I had to make some decisions recently, for myself and my son. I am, by nature, someone who likes to keep options open; a decision made may eventually feel like a relief, but the process of making it sometimes feels like cutting a limb off. I was also brought up very much in the habit of always doing the right thing, the thing that you ought to do, even if it's not what you want to do. Mix that with a little evangelical Christianity and you can end up with a toxic combination, a recipe for worthy but deadening situations.
Finding my way out of that cloud began a couple of decades back, first with some visits to a Benedictine Abbey, which freed me from the idea that spirituality meant always doing the thing you don't want to do, and then through Ignatian prayer, which has among its principles the idea of consolation and desolation as modes of discernment. Ignatius defines consolation as "Every increase in faith, hope and love, and all interior joy that invites and attracts to what is heavenly, and to the salvation of our soul, by filling it with peace and quiet in its Creator and Lord." Desolation, he says, is "What is entirely the opposite of consolation … darkness of soul, turmoil of spirit, inclination to what is low and earthly, restlessness arising from many disturbances which lead to lack of faith, lack of hope, and lack of love. The soul is wholly slothful, tepid, sad, and separated, as it were, from its Creator and Lord."
When decisions have to be made, and the way forward is not clear, by using your own reasoning and imagination, and listening to the counsel of others, you can clarify your thoughts and identify the options. But the decision itself still needs to be made. At that point, consolation and desolation are like a litmus paper to those options, to test within your own soul where you are being led.

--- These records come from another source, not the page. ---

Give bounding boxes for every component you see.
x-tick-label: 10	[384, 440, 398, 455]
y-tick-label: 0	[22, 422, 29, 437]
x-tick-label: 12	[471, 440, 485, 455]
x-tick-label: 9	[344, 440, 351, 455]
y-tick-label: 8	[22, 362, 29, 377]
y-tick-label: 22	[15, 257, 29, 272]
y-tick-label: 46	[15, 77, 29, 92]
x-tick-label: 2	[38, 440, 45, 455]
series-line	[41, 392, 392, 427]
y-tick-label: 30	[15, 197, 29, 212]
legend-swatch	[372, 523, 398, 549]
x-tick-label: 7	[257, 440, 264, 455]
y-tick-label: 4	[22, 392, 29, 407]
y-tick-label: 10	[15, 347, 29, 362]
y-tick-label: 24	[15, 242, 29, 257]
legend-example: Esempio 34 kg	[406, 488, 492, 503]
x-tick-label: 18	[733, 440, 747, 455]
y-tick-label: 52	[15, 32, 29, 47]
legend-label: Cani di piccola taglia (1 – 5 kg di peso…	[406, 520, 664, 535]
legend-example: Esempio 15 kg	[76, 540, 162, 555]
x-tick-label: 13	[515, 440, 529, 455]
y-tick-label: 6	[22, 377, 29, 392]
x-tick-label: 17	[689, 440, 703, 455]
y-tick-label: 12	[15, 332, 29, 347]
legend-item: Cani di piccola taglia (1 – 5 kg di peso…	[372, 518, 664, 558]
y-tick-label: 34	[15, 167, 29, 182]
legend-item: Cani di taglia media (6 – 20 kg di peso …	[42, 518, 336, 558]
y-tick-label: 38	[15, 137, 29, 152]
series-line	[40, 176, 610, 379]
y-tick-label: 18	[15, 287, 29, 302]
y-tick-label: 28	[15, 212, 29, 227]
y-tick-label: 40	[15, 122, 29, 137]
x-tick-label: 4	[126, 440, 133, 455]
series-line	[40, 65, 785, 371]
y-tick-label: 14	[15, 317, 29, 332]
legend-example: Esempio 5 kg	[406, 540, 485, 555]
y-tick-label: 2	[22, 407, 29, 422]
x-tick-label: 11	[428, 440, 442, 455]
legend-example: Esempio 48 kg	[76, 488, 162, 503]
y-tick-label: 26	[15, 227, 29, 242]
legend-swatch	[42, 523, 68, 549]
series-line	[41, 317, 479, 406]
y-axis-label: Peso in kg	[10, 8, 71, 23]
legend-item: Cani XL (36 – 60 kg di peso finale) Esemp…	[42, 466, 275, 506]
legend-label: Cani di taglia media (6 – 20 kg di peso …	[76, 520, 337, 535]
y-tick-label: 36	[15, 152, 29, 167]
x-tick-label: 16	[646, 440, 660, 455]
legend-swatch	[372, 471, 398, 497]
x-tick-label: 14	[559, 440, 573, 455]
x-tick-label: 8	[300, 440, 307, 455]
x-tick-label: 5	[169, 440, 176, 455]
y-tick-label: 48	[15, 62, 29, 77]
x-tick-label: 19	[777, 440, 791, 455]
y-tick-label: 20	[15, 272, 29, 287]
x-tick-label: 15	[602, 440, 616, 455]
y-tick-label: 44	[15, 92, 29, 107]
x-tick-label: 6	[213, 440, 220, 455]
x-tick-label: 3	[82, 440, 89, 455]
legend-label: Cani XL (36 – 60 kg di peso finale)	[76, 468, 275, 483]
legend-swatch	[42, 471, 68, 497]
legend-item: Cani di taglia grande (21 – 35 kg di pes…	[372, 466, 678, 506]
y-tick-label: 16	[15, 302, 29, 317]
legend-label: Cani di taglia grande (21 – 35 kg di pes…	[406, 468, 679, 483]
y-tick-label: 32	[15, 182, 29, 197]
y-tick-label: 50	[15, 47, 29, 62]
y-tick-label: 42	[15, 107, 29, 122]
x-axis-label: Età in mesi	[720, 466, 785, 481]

The presupposition is that you lay aside the things that will mis-lead you - not only pride and selfishness, but also the kind of inverted pride that leads you to do things you think you ought to do, not the things you love. It's important to recognise that periods of desolation can't be avoided (indeed, he teaches on how to endure desolation when it comes to you, and says that decision making should be avoided while in that state.) Life decisions are not made in order to escape desolation, or to try to avoid it in the future. But equally, a decision to go forward deliberately into something that seems like a desolation is not what God requires of us. It's a twisting of Christian thought to believe that if I don't want to do it, that is surely where God will send me.
Once you have settled as best you can on the choices before you, without consciously loading the dice one way or another, then the litmus test of consolation or desolation is able to help you discern the way forward.
A friend called on me recently when he was making decisions of his own. I wrote to him about the Ignatian principles:
"Regardless of what is sensible, and regardless of what you think you "ought" to do, which of the courses ahead of you makes you feel alive, makes your heart open wider, makes you feel hopeful and as if the future is opening up not closing down? That is the route you should go."
As I wrote, it came to me that I should take my own advice...

Excellent post and one I could relate to regarding choices and decisions. I also have a son with ASD but school is a happier experience for him now that he has started at a Secondary. This is because the school has a Learning Support Unit with staff who understand ASD. A friend with an ASD daughter has just opted for the Home schooling route (google Education Otherwise) and that is working well as her school was not ASD aware or sympathetic. So sympathy, empathy and prayers for you both!